Another inconsistency committed by Sanders is when he describes in the debate subsidies and tax breaks for billionaires as “Socialism for the rich”. This reduces the concept of Socialism to anything done by the government, regardless of who it is for and why, which is a far cry from the political concept defined earlier. This is because Socialism assumes collective ownership and control, which is irrelevant to government giving financial benefits to the most well off. Furthermore, this risks objections by Neoliberals claiming that they agree regarding not wanting government involvement at all; whether it be for minimum wage or subsidising billionaires.

Although I think Sanders’ treatment of Socialism is incorrect, I am at least happy to see him publicly identify as a Socialist since this combats stigma associated with the concept. And I do think he does adhere to Democratic Socialism although not directly through policies, but in his moral principles.

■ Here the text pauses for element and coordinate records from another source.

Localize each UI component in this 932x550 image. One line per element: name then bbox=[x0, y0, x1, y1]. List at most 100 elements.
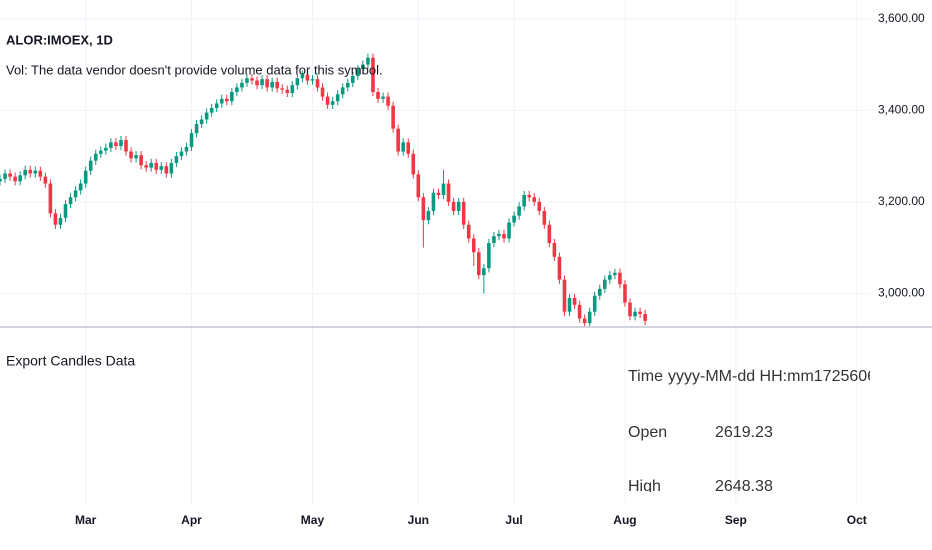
candle-body bbox=[310, 79, 315, 81]
candle-body bbox=[144, 165, 148, 168]
candle-body bbox=[230, 92, 234, 102]
candle-body bbox=[159, 166, 164, 170]
candle-body bbox=[401, 142, 405, 152]
candle-body bbox=[270, 81, 274, 88]
candle-body bbox=[587, 311, 592, 324]
candle-body bbox=[345, 82, 350, 88]
candle-body bbox=[446, 183, 451, 202]
candle-body bbox=[179, 151, 184, 157]
candle-body bbox=[99, 150, 103, 154]
candle-body bbox=[597, 288, 602, 296]
candle-body bbox=[260, 79, 264, 86]
grid bbox=[0, 0, 870, 505]
candle-body bbox=[3, 173, 7, 179]
candle-body bbox=[537, 201, 542, 212]
candle-body bbox=[466, 224, 471, 239]
candle-body bbox=[456, 201, 461, 212]
candle-body bbox=[250, 78, 254, 81]
candle-body bbox=[240, 82, 244, 88]
candle-body bbox=[28, 169, 33, 174]
x-tick-label: Sep bbox=[725, 513, 747, 527]
candle-body bbox=[356, 69, 360, 76]
candle-body bbox=[204, 112, 209, 120]
table-key: High bbox=[628, 478, 661, 495]
candle-body bbox=[638, 311, 642, 315]
candle-body bbox=[245, 78, 249, 83]
candle-body bbox=[351, 75, 355, 83]
candle-body bbox=[547, 224, 552, 244]
candle-body bbox=[184, 146, 189, 152]
candle-body bbox=[164, 166, 169, 174]
candle-body bbox=[255, 80, 259, 86]
candle-body bbox=[431, 192, 436, 212]
candle-body bbox=[361, 64, 365, 70]
candle-body bbox=[557, 256, 562, 280]
candle-body bbox=[451, 201, 456, 212]
candle-body bbox=[618, 272, 622, 285]
x-tick-label: Mar bbox=[75, 513, 97, 527]
candle-body bbox=[381, 96, 385, 99]
y-tick-label: 3,400.00 bbox=[878, 102, 925, 116]
candle-body bbox=[482, 268, 486, 276]
candle-body bbox=[552, 243, 557, 257]
candle-body bbox=[592, 295, 597, 312]
candle-body bbox=[63, 204, 68, 218]
candle-body bbox=[154, 162, 159, 170]
candle-body bbox=[285, 89, 290, 93]
candle-body bbox=[8, 173, 12, 177]
candle-body bbox=[265, 79, 269, 88]
candles bbox=[0, 53, 647, 326]
candle-body bbox=[577, 304, 582, 319]
candle-body bbox=[320, 87, 325, 97]
candle-body bbox=[497, 233, 501, 237]
x-tick-label: Aug bbox=[613, 513, 636, 527]
candle-body bbox=[225, 98, 229, 102]
candle-body bbox=[411, 153, 416, 175]
candle-body bbox=[58, 217, 63, 225]
candle-body bbox=[471, 238, 476, 253]
candle-body bbox=[527, 195, 531, 198]
x-tick-label: Apr bbox=[181, 513, 202, 527]
candle-body bbox=[93, 153, 98, 161]
candle-body bbox=[33, 170, 38, 174]
candle-body bbox=[149, 162, 153, 168]
x-tick-label: Jul bbox=[505, 513, 522, 527]
candle-body bbox=[512, 215, 516, 223]
candle-body bbox=[315, 79, 320, 88]
candle-body bbox=[78, 183, 83, 191]
volume-note: Vol: The data vendor doesn't provide vol… bbox=[6, 62, 383, 77]
candle-body bbox=[23, 169, 27, 176]
candle-body bbox=[68, 197, 73, 205]
y-tick-label: 3,200.00 bbox=[878, 194, 925, 208]
candle-body bbox=[83, 170, 88, 184]
candle-body bbox=[295, 78, 300, 86]
candle-body bbox=[396, 128, 400, 152]
axes: 3,000.00 3,200.00 3,400.00 3,600.00 Mar Apr Ma… bbox=[75, 11, 925, 527]
candle-body bbox=[109, 142, 113, 148]
candle-body bbox=[613, 272, 617, 276]
candle-body bbox=[406, 142, 411, 154]
candle-body bbox=[134, 155, 138, 159]
candle-body bbox=[572, 297, 577, 305]
candle-body bbox=[366, 57, 370, 65]
x-tick-label: Oct bbox=[847, 513, 867, 527]
candle-body bbox=[386, 96, 390, 106]
candle-body bbox=[608, 275, 612, 280]
candle-body bbox=[441, 183, 446, 195]
candle-body bbox=[477, 252, 481, 276]
y-tick-label: 3,600.00 bbox=[878, 11, 925, 25]
candle-body bbox=[582, 318, 587, 324]
candle-body bbox=[235, 87, 239, 93]
table-value: 2648.38 bbox=[715, 478, 773, 495]
candle-body bbox=[104, 147, 108, 151]
export-table: Time yyyy-MM-dd HH:mm1725606000000 Open … bbox=[628, 368, 870, 495]
candle-body bbox=[340, 87, 345, 95]
candle-body bbox=[139, 155, 143, 166]
candle-body bbox=[542, 211, 547, 225]
candle-body bbox=[603, 279, 607, 289]
x-tick-label: Jun bbox=[408, 513, 429, 527]
candle-body bbox=[214, 103, 219, 109]
candle-body bbox=[623, 284, 627, 303]
table-key: Open bbox=[628, 424, 667, 441]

In the debate, Sanders advocated for a stronger worker presence regarding decision making in the businesses they worked for; pointed out how the workers for Bloomberg made his wealth just as much as Bloomberg did; and he also addressed the issue of workers feeling like “cogs in a machine”. All of these things are consistent with Marxist theories of exploitation and alienation under capitalism.

So, I think Sanders is entitled to consistently describe himself as a Democratic Socialist. However, I wished he would make it clear that his policies are Social Democratic. And if he wants to advocate for Socialism, then he ought to avoid committing the same error as his critics by using incorrect examples of the concept. Nonetheless, keep fighting the good fight: Bernie or bust!